- Food & Drink
Decorated in shades of grey undoubtedly called things like ‘Gun Barrel Metal’ and ‘Suicidal Mist’, the Nordic Bakery in Marylebone offers West Londoners somewhere stylish to go when they want to sit and stare existentially into the distance over a nice, sticky bun.
It’s the second outpost of the Nordic Bakery. The first is in Soho, with a huge glass frontage so the beautiful people can look moody and read Wallander in full view of the gawping crowds. Such ostentation won’t do in the heartland of the prep school bourgeoisie, so while the large windows have been retained the café itself is tucked down a discreet side street, out of sight of the shoppers, nannies and other riff raff who wander the High Street.
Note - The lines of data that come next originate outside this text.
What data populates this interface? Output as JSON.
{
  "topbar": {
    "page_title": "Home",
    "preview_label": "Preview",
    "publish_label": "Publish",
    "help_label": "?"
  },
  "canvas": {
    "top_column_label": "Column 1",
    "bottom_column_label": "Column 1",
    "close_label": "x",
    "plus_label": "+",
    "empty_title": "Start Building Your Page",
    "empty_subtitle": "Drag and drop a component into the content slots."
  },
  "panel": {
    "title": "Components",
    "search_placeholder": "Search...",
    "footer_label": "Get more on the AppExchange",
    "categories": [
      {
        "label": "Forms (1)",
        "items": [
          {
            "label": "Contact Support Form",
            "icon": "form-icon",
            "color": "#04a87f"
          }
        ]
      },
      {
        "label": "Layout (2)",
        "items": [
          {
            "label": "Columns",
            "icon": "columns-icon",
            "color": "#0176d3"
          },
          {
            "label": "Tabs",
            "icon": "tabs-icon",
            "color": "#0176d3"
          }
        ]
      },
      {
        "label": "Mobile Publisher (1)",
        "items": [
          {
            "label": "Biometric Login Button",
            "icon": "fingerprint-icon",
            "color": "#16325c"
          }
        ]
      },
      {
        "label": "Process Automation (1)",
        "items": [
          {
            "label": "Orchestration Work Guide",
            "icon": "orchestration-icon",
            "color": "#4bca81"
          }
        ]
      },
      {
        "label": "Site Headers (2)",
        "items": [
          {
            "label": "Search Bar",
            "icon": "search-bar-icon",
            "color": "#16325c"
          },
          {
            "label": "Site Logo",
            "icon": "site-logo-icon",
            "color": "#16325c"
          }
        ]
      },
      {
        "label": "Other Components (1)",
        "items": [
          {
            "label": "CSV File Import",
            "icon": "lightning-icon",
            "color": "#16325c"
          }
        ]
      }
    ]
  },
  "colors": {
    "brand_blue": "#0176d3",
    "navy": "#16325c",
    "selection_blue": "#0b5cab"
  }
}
The upside to the big windows and minimal furniture (tables, benches, nothing else) is that it’s easy to spot your friends. I have a chronic fear of not recognising people and being left roaming pubs and restaurants for weeks searching for them, so having Lennard from NYC and Mr B cheerily wave at me as I approached immediately put me at my ease.
I ordered a breakfast tea and, pleasingly, it came in a cup the size of a small birdbath. It was warm, it was wet and there lots of it – exactly what I require from my first tea of the day.
Lennard and Mr B had eaten while they waited for me and looking at the remains of their meal gave me ideas/the strong desire for a sandwich. So when Leonard turned up (I was a social baton that day, passed from one Lennard to another) I suggested that our original plan to have a breakfast bun should be upgraded to lunch. Luckily for me, Leonard has an appetite that matches mine and she quickly agreed.
I had the gravadlax sandwich – toothsome slices of slippery salmon, a token topping of cucumber and sweet mustard and dill dressing tucked in between slabs of light rye bead. It was deeply satisfying to eat. My short latte contained a good, strong caffeinated slap in the face with just enough creamy milkiness remaining to ensure it still appealed to my sweet British palate.
The savoury section of the meal done (Leonard had the smoked salmon sandwich, which came open and without cucumber, which meant that my sandwich was declared the winner, even if she did still enjoy her’s), we ordered cinnamon buns.
They were absolutely huge and very sticky – as Leonard found to her cost when she wrapped the end of the bun in her napkin to protect it from her grubby fingers. It stuck fast and she forced to choose between abandoning the end of her bun or eating it, paper napkin and all (she chose the latter).
It was worth the extra fibre. In spite of being liberally painted inside and out with cinnamon spiced syrup, a dash of medicinal cardamom stopped the buns from being oversweet. Their size meant that we ended the meal utterly stuffed and I walked back and forwards across London afterwards to work off the sugar and the caffeine.
A sandwich, short latte, tea and cinnamon bun cost around £9 and I was able to linger amidst the chilly Scandinavian style for hours without so much a nudge from the efficient staff. All of this makes the Nordic Bakery a great spot for turning breakfast into lunch and perhaps even afternoon tea.